You put a $100,000 proto-type version of a Japanese premium car in front of a General Motors dealership? Do you not realize Toyota builds bigger gas-guzzlers than Hummer? Even one of the most popular 2nd SUV's in a hybrid garage - the Toyota Land Cruiser, uses more gas than an H3!
Toyota's hybrid strategy is to increase performance - not mileage! Look at the Lexus hybrid SUVs - they get better performance - not better mileage.
I believe many in the protest mean well, but the real problem is attacking others choices. The Prius driver has the choice to use the carpool lane and burn gas. A suburban in the car pool lane has better mpg per person than a hybrid with a single driver.
What about a protest against the arrogant Prius owners who simply buy it to get in the carpool lane to burn gas?

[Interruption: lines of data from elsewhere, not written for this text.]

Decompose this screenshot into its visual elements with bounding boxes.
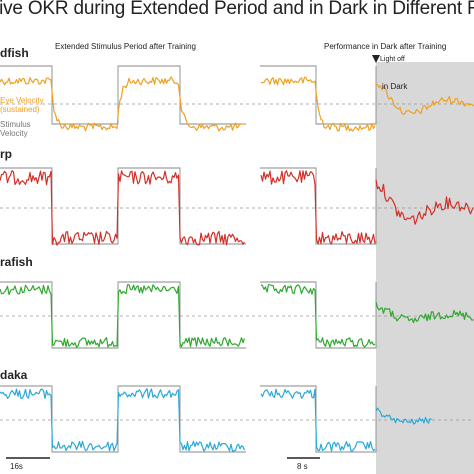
light-off-label: Light off xyxy=(380,56,405,63)
in-dark-label: in Dark xyxy=(382,82,408,91)
stimulus-trace-left-goldfish xyxy=(0,65,246,125)
eye-trace-goldfish-main xyxy=(260,76,376,132)
dark-period-shade xyxy=(376,62,474,474)
species-label-goldfish: dfish xyxy=(0,46,29,60)
eye-trace-carp-246 xyxy=(0,170,246,246)
stimulus-trace-right-medaka xyxy=(260,385,377,453)
legend-eye-velocity: Eye Velocity (sustained) xyxy=(0,96,44,114)
legend-stimulus-velocity: Stimulus Velocity xyxy=(0,120,31,138)
eye-trace-carp-main xyxy=(260,170,376,245)
eye-trace-dark-goldfish xyxy=(375,83,474,115)
species-label-zebrafish: rafish xyxy=(0,255,33,269)
eye-trace-zebrafish-246 xyxy=(0,284,246,348)
legend-eye-velocity-line2: (sustained) xyxy=(0,105,40,114)
eye-trace-medaka-246 xyxy=(0,388,246,452)
eye-trace-dark-medaka xyxy=(375,407,432,425)
eye-trace-medaka-main xyxy=(260,388,376,452)
eye-trace-dark-zebrafish xyxy=(375,301,474,324)
stimulus-trace-left-medaka xyxy=(0,385,246,453)
legend-eye-velocity-line1: Eye Velocity xyxy=(0,96,44,105)
eye-trace-zebrafish-main xyxy=(260,284,376,348)
stimulus-trace-right-carp xyxy=(260,167,377,245)
light-off-arrow xyxy=(372,55,380,63)
legend-stimulus-line1: Stimulus xyxy=(0,120,31,129)
stimulus-trace-right-goldfish xyxy=(260,65,377,125)
species-label-carp: rp xyxy=(0,147,12,161)
stimulus-trace-right-zebrafish xyxy=(260,281,377,349)
scalebar-label-right: 8 s xyxy=(297,462,308,471)
header-extended-period: Extended Stimulus Period after Training xyxy=(55,42,196,51)
legend-stimulus-line2: Velocity xyxy=(0,129,28,138)
header-dark-performance: Performance in Dark after Training xyxy=(324,42,447,51)
scalebar-label-left: 16s xyxy=(10,462,23,471)
eye-trace-dark-carp xyxy=(375,179,474,225)
eye-trace-goldfish-246 xyxy=(0,76,245,132)
species-label-medaka: daka xyxy=(0,368,28,382)
chart-title: tive OKR during Extended Period and in D… xyxy=(0,0,474,19)
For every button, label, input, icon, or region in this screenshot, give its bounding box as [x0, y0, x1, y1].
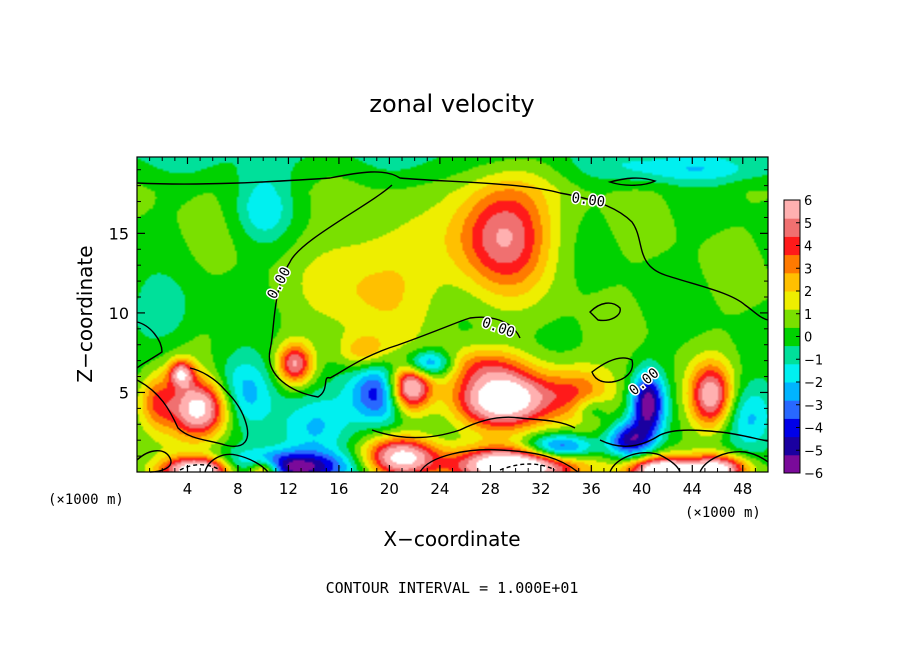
zero-contour-line — [204, 453, 269, 473]
colorbar-swatch — [784, 309, 800, 328]
colorbar-swatch — [784, 454, 800, 474]
x-tick-label: 16 — [329, 480, 348, 498]
colorbar-tick-label: 1 — [804, 308, 812, 323]
zero-contour-line — [589, 302, 621, 322]
zero-contour-line — [136, 450, 172, 473]
x-tick-label: 4 — [183, 480, 193, 498]
colorbar-tick-label: 5 — [804, 217, 812, 232]
zero-contour-line — [136, 367, 249, 447]
colorbar-tick-label: −1 — [804, 353, 823, 368]
y-axis: 5 10 15 — [109, 169, 768, 457]
zero-contour-line — [591, 357, 634, 383]
colorbar-swatch — [784, 345, 800, 365]
x-tick-label: 40 — [632, 480, 651, 498]
colorbar-tick-label: −6 — [804, 467, 823, 482]
contour-interval-note: CONTOUR INTERVAL = 1.000E+01 — [326, 579, 579, 597]
x-tick-label: 44 — [683, 480, 702, 498]
colorbar-swatch — [784, 327, 800, 347]
colorbar-tick-label: 2 — [804, 285, 812, 300]
colorbar-tick-label: −3 — [804, 399, 823, 414]
x-tick-label: 48 — [733, 480, 752, 498]
x-tick-label: 20 — [380, 480, 399, 498]
zero-contour-line — [419, 448, 579, 473]
colorbar-tick-label: −4 — [804, 422, 823, 437]
colorbar-swatch — [784, 436, 800, 456]
x-scale-note-left: (×1000 m) — [48, 492, 124, 508]
y-axis-label: Z−coordinate — [73, 245, 97, 382]
x-axis-label: X−coordinate — [383, 527, 520, 551]
colorbar-swatch — [784, 254, 800, 274]
chart-title: zonal velocity — [369, 90, 534, 118]
colorbar-swatch — [784, 363, 800, 383]
colorbar: 6 5 4 3 2 1 0 −1 −2 −3 −4 −5 −6 — [783, 194, 823, 482]
colorbar-tick-label: 6 — [804, 194, 812, 209]
x-tick-label: 32 — [531, 480, 550, 498]
contour-label: 0.00 — [570, 190, 606, 211]
x-tick-label: 24 — [430, 480, 449, 498]
zero-contour-line — [599, 429, 769, 448]
colorbar-swatch — [784, 382, 800, 401]
zero-contour-line — [179, 464, 221, 471]
x-tick-label: 36 — [582, 480, 601, 498]
colorbar-swatch — [784, 400, 800, 419]
x-tick-label: 28 — [481, 480, 500, 498]
colorbar-swatch — [784, 218, 800, 237]
colorbar-tick-label: 3 — [804, 262, 812, 277]
zero-contour-line — [371, 416, 576, 439]
colorbar-tick-label: −2 — [804, 376, 823, 391]
zero-contour-line — [136, 171, 769, 321]
colorbar-swatch — [784, 200, 800, 219]
x-tick-label: 12 — [279, 480, 298, 498]
x-axis: 4 8 12 16 20 24 28 32 36 40 44 48 — [149, 157, 756, 498]
zero-contour-line — [136, 321, 163, 369]
plot-area: 0.00 0.00 0.00 0.00 — [136, 156, 769, 473]
colorbar-tick-label: 4 — [804, 240, 812, 255]
colorbar-swatch — [784, 418, 800, 438]
zero-contour-line — [607, 177, 657, 186]
zero-contour-line — [499, 463, 556, 471]
zero-contour-line — [609, 452, 681, 473]
zero-contour-line — [699, 451, 769, 473]
colorbar-swatch — [784, 272, 800, 292]
y-tick-label: 5 — [119, 383, 129, 402]
x-scale-note-right: (×1000 m) — [685, 505, 761, 521]
colorbar-swatch — [784, 236, 800, 256]
colorbar-tick-label: 0 — [804, 331, 812, 346]
x-tick-label: 8 — [233, 480, 243, 498]
colorbar-swatch — [784, 291, 800, 310]
zero-contour-lines — [136, 171, 769, 473]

GM made a mistake by trying to bypass hybrids - they spent billions of dollars on hydrogen fuel cell technology - their buses run in several green cities. Now they are introducing dual mode hybrids. Behind - but they have a better system as it runs in both city and highway speeds.
In addition GM introduced the Chevy Volt. The volt is a plug in Prius for the masses.
The Prius hybrid technology came from a joint venture with GM. GM's strategy was the dual mode system as it could be used on several popular GM platforms (trucks). Toyota wanted the single mode car strategy for their strength (cars).
I would really like to see a protest against BMW, Audi, Lexus, etc. Top selling gas guzzling premium cars are a problem - they out sell Hummer 100 to 1 and burn billions of gallons of gasoline. Why? To hall contractor equipment around? No, simply to get you to the coffee shop or your trip down to Monterey.